How to speak chicken
Every animal has its own way of communicating and if we pay attention, we can figure out what they’re telling us. Melissa Caughey went a step further. The Massachusetts chicken owner has learned how to speak chicken, and wrote a book about it. Caughey says for years, she would observe her chickens and repeat back what she was hearing from them.
"When they started coming up to me “saying things”, I would repeat it back to them and they would cock their heads side-to-side like a dog. And I thought to myself, wow, they’re actually trying to communicate, and that’s really how it started," says Caughey. "I just kept trying to pay attention to what they were doing and watching their actions, and watching where they were trying to take me."
Studies have shown that all chickens have at least two-dozen different vocalizations that include greetings, alerts, and disputes. They also have different pitches. Some are sopranos, and others have more of an “alto” cluck quality.
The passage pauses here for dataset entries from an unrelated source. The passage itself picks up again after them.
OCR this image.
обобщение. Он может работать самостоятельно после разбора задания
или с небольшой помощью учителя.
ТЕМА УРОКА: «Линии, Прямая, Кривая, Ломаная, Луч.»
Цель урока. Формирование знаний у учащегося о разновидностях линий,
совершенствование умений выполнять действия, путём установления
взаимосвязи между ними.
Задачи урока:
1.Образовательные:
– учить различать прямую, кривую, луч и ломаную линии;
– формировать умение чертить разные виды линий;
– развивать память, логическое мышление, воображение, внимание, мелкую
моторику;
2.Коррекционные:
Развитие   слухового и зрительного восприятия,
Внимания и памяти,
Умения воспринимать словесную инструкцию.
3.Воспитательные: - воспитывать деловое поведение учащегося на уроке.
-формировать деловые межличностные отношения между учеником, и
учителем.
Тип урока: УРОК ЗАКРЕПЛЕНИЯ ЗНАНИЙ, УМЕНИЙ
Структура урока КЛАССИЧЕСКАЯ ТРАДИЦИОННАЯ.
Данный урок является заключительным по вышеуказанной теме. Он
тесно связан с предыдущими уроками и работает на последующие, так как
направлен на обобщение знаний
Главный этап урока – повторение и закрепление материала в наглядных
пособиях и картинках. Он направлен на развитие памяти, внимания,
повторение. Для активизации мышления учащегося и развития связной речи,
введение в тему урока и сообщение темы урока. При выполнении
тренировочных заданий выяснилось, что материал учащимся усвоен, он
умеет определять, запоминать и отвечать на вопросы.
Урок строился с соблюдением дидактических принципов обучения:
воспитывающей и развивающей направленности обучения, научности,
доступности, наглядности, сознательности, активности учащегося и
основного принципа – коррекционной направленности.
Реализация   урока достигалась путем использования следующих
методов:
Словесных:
Caughey says after awhile, chicken-speak is easy to pick up on.
"Chickens will say hello, and they do this as people come and go, and as flock members come and go, and it’s “buh-dup!” In my chicken coop, there’s always one favorite nesting box, and the hens wait for that box to become available, and sometimes they’re quite frantic," says Caughey. "And I think they’re saying to each other, get off the box! Get out of the box, hurry up are you done yet because I’ve got an egg on the way! And that one goes like bwah, bwah, bwah, bwah, bwah, bwah, bwah, bwah, bwah!"
One call in Caughey’s flock is very different from the rest. She realized that the chickens have given her their own special name when they see her, want a treat, or some cuddle time. It sounds quite regal.
"Bup, bup, bup, baaah, bup, bup, bup, baah."